Ravello's first bishop, Orso Papiro, founded this cathedral, dedicated to San Pantaleone, in 1086. Rebuilt in the 12th and 17th centuries, it retains traces of medieval frescoes in the transept, an original mullioned window, a marble portal, and a three-story 13th-century bell tower playfully interwoven with mullioned windows and arches. The 12th-century bronze door has 54 embossed panels depicting Christ's life, and saints, prophets, plants, and animals, all narrating
biblical lore. Ancient columns divide the nave's three aisles, and treasures include sarcophagi from Roman times and paintings by the southern Renaissance artist Andrea da Salerno. Most impressive are the two medieval pulpits: the earlier one (on your left as you face the altar), used for reading the Epistles, is inset with a mosaic scene of Jonah and the whale, symbolizing death and redemption. The more famous one opposite, used for reading the Gospels, was commissioned by Nicola Rufolo in 1272 and created by Niccolò di Bartolomeo da Foggia. It seems almost Tuscan in style, with exquisite mosaic work and bas-reliefs and six twisting columns sitting on lion pedestals. An eagle grandly tops the inlaid marble lectern.
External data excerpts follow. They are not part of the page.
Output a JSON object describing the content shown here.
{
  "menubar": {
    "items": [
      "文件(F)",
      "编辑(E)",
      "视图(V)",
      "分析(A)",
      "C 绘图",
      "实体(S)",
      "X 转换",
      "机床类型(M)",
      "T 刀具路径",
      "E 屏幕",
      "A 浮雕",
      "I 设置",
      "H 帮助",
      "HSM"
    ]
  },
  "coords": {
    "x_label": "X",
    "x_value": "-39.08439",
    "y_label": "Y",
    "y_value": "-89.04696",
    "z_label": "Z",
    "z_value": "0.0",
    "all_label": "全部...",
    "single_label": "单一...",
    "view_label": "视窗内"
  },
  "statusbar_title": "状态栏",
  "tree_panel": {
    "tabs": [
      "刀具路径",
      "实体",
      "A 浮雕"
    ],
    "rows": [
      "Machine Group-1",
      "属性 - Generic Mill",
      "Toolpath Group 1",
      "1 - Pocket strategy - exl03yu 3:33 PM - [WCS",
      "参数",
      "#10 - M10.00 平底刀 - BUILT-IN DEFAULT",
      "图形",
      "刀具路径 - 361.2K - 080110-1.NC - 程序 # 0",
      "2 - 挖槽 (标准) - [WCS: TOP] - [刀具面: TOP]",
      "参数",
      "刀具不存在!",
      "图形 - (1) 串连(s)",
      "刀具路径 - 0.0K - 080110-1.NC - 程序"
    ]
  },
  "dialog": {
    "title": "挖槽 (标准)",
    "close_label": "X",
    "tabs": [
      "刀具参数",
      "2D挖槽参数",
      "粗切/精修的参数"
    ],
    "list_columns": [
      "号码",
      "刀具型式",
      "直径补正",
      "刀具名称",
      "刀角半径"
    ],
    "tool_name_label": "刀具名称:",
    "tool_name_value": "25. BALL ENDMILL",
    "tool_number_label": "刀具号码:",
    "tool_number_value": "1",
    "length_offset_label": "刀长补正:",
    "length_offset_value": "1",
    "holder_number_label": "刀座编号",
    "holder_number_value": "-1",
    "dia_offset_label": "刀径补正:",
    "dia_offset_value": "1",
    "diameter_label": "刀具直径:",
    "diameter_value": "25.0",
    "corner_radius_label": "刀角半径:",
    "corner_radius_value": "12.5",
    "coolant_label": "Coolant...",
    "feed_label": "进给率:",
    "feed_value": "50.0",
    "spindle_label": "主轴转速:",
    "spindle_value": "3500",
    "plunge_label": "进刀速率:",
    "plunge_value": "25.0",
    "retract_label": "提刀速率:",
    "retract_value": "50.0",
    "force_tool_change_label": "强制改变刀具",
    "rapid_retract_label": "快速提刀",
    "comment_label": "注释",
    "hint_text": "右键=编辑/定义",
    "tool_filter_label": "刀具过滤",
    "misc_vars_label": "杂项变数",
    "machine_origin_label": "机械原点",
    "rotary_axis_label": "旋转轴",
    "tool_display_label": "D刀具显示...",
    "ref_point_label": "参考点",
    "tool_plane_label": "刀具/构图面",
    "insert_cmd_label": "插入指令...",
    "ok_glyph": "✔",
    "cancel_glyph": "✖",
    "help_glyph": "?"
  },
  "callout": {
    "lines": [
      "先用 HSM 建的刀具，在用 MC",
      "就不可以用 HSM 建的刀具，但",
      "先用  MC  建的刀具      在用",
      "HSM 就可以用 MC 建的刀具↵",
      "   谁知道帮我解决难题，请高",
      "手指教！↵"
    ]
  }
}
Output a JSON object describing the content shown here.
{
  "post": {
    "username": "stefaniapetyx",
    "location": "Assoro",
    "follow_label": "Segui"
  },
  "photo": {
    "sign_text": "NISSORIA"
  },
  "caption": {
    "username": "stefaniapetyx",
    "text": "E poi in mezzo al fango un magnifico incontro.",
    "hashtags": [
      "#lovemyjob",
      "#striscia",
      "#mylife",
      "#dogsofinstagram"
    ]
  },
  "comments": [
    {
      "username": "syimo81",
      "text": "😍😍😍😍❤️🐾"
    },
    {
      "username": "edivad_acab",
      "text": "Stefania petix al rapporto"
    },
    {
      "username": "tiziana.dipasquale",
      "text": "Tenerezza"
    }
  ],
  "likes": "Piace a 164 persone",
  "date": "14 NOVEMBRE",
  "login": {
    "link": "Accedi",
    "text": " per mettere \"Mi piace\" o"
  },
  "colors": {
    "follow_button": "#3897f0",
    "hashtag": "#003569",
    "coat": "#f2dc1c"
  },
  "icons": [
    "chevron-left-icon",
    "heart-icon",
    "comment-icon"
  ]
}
A chapel to the left of the apse is dedicated to San Pantaleone, a physician beheaded in the 3rd century in Nicomedia. Every July 27 devout believers gather in hope of witnessing a miracle (similar to that of San Gennaro in Naples), in which the saint's blood, collected in a vial and set out on an inlaid marble altar, appears to liquefy and come to a boil. In the crypt is the Museo del Duomo, which displays treasures from about the 13th century, during the reign of Frederick II of Sicily.